Были несколько сослуживцев, родственники, жена и дети. К вечеру подтянулись соседи.
Старинная двухэтажная дача, доставшаяся Кривошееву в наследство от отца – генерала Советской армии Кривошеева, находилась в сорока километрах от Москвы, поэтому Кривошеев мог жить на ней почти круглый год. Дорога до города была хорошей, гладкой, однако жить на даче полковник не любил. Комары, мухи, запах цветов, падающие яблоки – все это Кирилла Андреевича раздражало. Восторги жены, ее вздохи, ахи по поводу великолепия окружающей природы доводили его порой до дрожи.
– Уймись, Ольга, хватит, – говорил жене Кривошеев, – я уже это слышал миллион раз.
– Ну, ты посмотри, Кирилл, какая красота вокруг, – распахнув настежь дверь балкона на втором этаже и стоя в длинной ночной сорочке, произносила супруга, глядя на открывающуюся панораму из плодовых деревьев, облаков и лужаек.
Где-то кричали петухи, лаяли собаки. Кривошеев ежился, нервно хватал подушку и прятал под нее голову.
– Не слышать бы мне вас всех. И так голова от проблем пухнет, а тут еще ты со своими восторгами.
С дачи полковник Кривошеев уезжал всегда с легким сердцем. В семье было две машины: маленький серебристый “Фольксваген-гольф”, которым пользовалась супруга, и белая “Волга” – машина полковника.

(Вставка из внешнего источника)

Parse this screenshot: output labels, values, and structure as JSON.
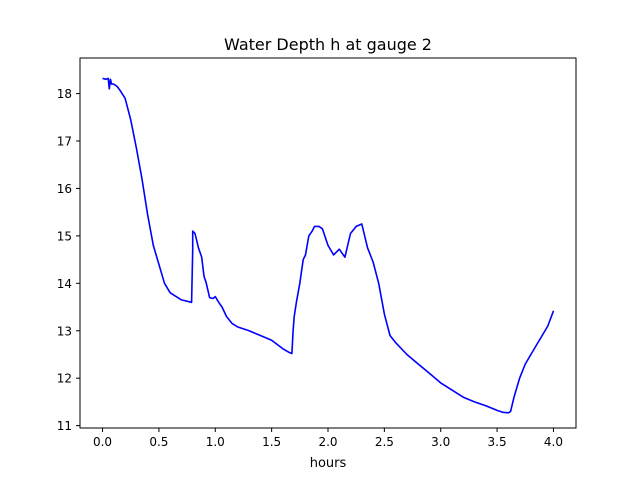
{
  "chart_data": {
    "type": "line",
    "title": "Water Depth h at gauge 2",
    "xlabel": "hours",
    "ylabel": "",
    "xlim": [
      -0.2,
      4.2
    ],
    "ylim": [
      10.95,
      18.75
    ],
    "xticks": [
      0.0,
      0.5,
      1.0,
      1.5,
      2.0,
      2.5,
      3.0,
      3.5,
      4.0
    ],
    "xtick_labels": [
      "0.0",
      "0.5",
      "1.0",
      "1.5",
      "2.0",
      "2.5",
      "3.0",
      "3.5",
      "4.0"
    ],
    "yticks": [
      11,
      12,
      13,
      14,
      15,
      16,
      17,
      18
    ],
    "ytick_labels": [
      "11",
      "12",
      "13",
      "14",
      "15",
      "16",
      "17",
      "18"
    ],
    "grid": false,
    "series": [
      {
        "color": "#0000ff",
        "x": [
          0.0,
          0.03,
          0.05,
          0.06,
          0.07,
          0.08,
          0.1,
          0.13,
          0.16,
          0.2,
          0.25,
          0.3,
          0.35,
          0.4,
          0.45,
          0.5,
          0.55,
          0.6,
          0.7,
          0.79,
          0.8,
          0.8,
          0.82,
          0.85,
          0.88,
          0.9,
          0.92,
          0.95,
          0.98,
          1.0,
          1.03,
          1.06,
          1.1,
          1.15,
          1.2,
          1.3,
          1.4,
          1.5,
          1.6,
          1.65,
          1.68,
          1.69,
          1.7,
          1.72,
          1.75,
          1.78,
          1.8,
          1.83,
          1.86,
          1.88,
          1.92,
          1.95,
          2.0,
          2.05,
          2.1,
          2.15,
          2.2,
          2.25,
          2.3,
          2.35,
          2.4,
          2.45,
          2.5,
          2.55,
          2.6,
          2.7,
          2.8,
          2.9,
          3.0,
          3.1,
          3.2,
          3.3,
          3.4,
          3.5,
          3.55,
          3.6,
          3.62,
          3.65,
          3.7,
          3.75,
          3.8,
          3.85,
          3.9,
          3.95,
          4.0
        ],
        "y": [
          18.32,
          18.3,
          18.32,
          18.1,
          18.3,
          18.2,
          18.2,
          18.15,
          18.05,
          17.9,
          17.45,
          16.85,
          16.2,
          15.45,
          14.8,
          14.4,
          14.0,
          13.8,
          13.65,
          13.6,
          14.7,
          15.1,
          15.05,
          14.75,
          14.55,
          14.15,
          14.0,
          13.7,
          13.68,
          13.72,
          13.6,
          13.5,
          13.3,
          13.15,
          13.08,
          13.0,
          12.9,
          12.8,
          12.62,
          12.55,
          12.52,
          13.0,
          13.3,
          13.6,
          14.0,
          14.5,
          14.6,
          15.0,
          15.1,
          15.2,
          15.2,
          15.15,
          14.8,
          14.6,
          14.72,
          14.55,
          15.05,
          15.2,
          15.25,
          14.75,
          14.45,
          14.0,
          13.35,
          12.9,
          12.75,
          12.5,
          12.3,
          12.1,
          11.9,
          11.75,
          11.6,
          11.5,
          11.42,
          11.32,
          11.28,
          11.27,
          11.3,
          11.6,
          12.0,
          12.3,
          12.5,
          12.7,
          12.9,
          13.1,
          13.42
        ]
      }
    ]
  }
}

Полковнику полагался и служебный автомобиль, однако пользовался им Кривошеев редко, лишь тогда, когда знал, что предстоит какой-нибудь фуршет или небольшое торжество. Тогда он позволял себе немного выпить, и за руль, естественно, не садился.

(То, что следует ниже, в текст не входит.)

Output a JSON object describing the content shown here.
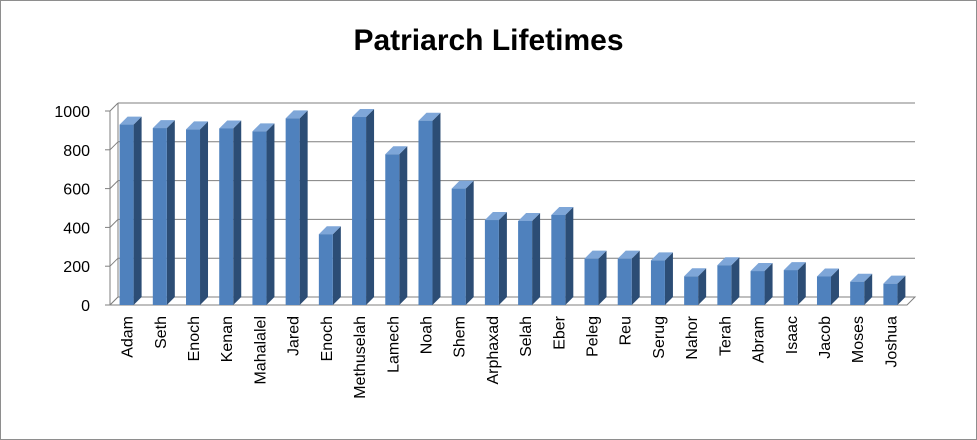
{
  "chart_data": {
    "type": "bar",
    "title": "Patriarch Lifetimes",
    "xlabel": "",
    "ylabel": "",
    "ylim": [
      0,
      1000
    ],
    "yticks": [
      0,
      200,
      400,
      600,
      800,
      1000
    ],
    "grid": true,
    "legend": "none",
    "bar_color": "#4f81bd",
    "categories": [
      "Adam",
      "Seth",
      "Enoch",
      "Kenan",
      "Mahalalel",
      "Jared",
      "Enoch",
      "Methuselah",
      "Lamech",
      "Noah",
      "Shem",
      "Arphaxad",
      "Selah",
      "Eber",
      "Peleg",
      "Reu",
      "Serug",
      "Nahor",
      "Terah",
      "Abram",
      "Isaac",
      "Jacob",
      "Moses",
      "Joshua"
    ],
    "values": [
      930,
      912,
      905,
      910,
      895,
      962,
      365,
      969,
      777,
      950,
      600,
      438,
      433,
      464,
      239,
      239,
      230,
      148,
      205,
      175,
      180,
      147,
      120,
      110
    ]
  }
}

Вот и сегодня от радостного восклицания оптимистки-жены полковнику Кривошееву пришлось оторвать от подушки голову.
– Ты слышишь, Кирилл, как птицы поют, прямо-таки заливаются!

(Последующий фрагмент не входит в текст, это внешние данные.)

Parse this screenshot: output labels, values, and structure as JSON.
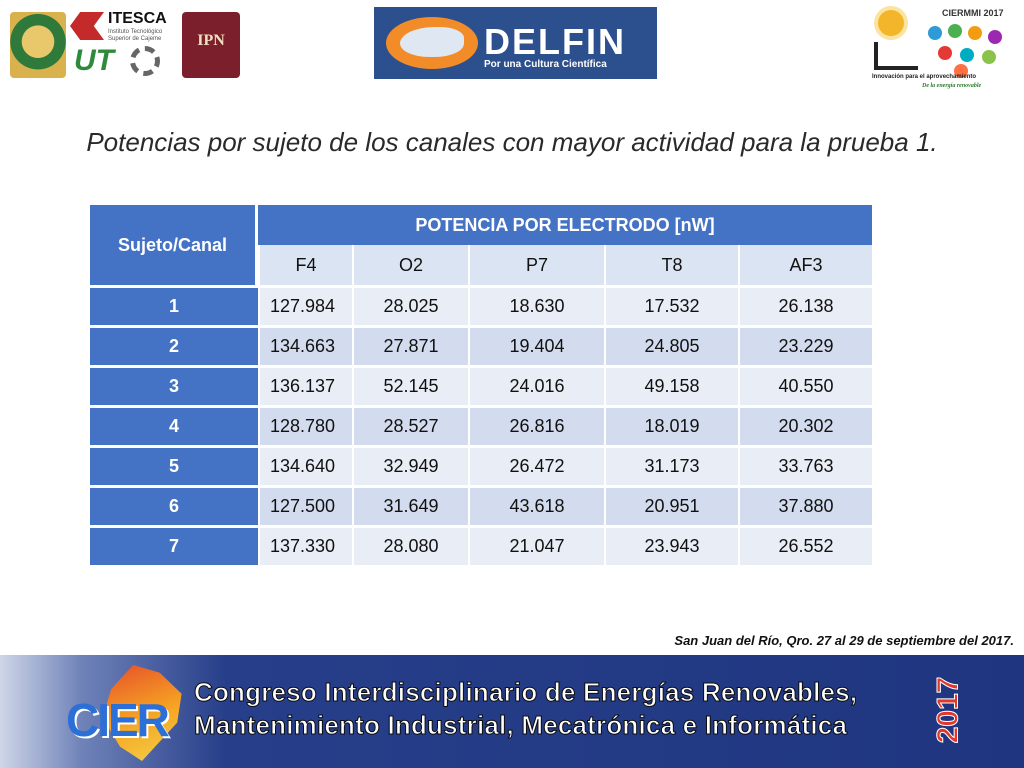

"Чтоб они сдохли”, – подумал Кирилл Андреевич, направляясь в ванную комнату. Он тщательно выбрился, пригладил редкие волосы. Лицо было землистого цвета с мешками под глазами. “Выгляжу я ни к черту, – подумал Кривошеев. – Ничего, скоро это кончится. Стану я красивым, как звезда Голливуда”.
Среди сослуживцев Кирилл Андреевич пользовался непререкаемым авторитетом. У него спрашивали совета, с ним консультировались. Решения, которые предлагал Кривошеев, всегда отличались оригинальностью. Иногда они шли вразрез с законом, но неизменно давали блестящие результаты.
Полковник знал, что он из всех, кто работает с ним рядом, самый лучший, самый талантливый, самый толковый, и, как всегда бывает в подобных ситуациях, Кирилл Андреевич был убежден, что его недооценивают, что ему по жизни недодают.
Почти всю свою сознательную жизнь Кривошеев имел дело с деньгами. Он проверял крупные предприятия, холдинги, торгово-промышленные объединения. К огромным цифрам с многочисленными нулями Кривошеев привык. Они не приводили его в дрожь, как простого обывателя. На колонки цифр он смотрел так, как корректор смотрит на текст: с одной единственной целью – найти не правильно поставленную запятую, двоеточие, тире, не ту букву и после этого мерзко и сладенько улыбнуться, потереть ладонь о ладонь, сплести пальцы, громко хрустнуть ими и сказать, естественно, не вслух: “Вот и попались, голубчики”. Затем быстро-быстро с помощью компьютера все просчитать и получить ответ – насколько же из-за не правильно поставленной запятой пострадало государство. Затем с этим ответом прийти к начальству, быстро и толково – так, чтобы глупые начальники смогли понять схему, все объяснить, преподнести результат на тарелочке.
– Ну, Кирилл Андреевич, ты просто молодец. Хорошая работа.
– Стараемся, – как правило, говорил Кривошеев, и его узкое лицо становилось еще более вытянутым, похожим на огурец.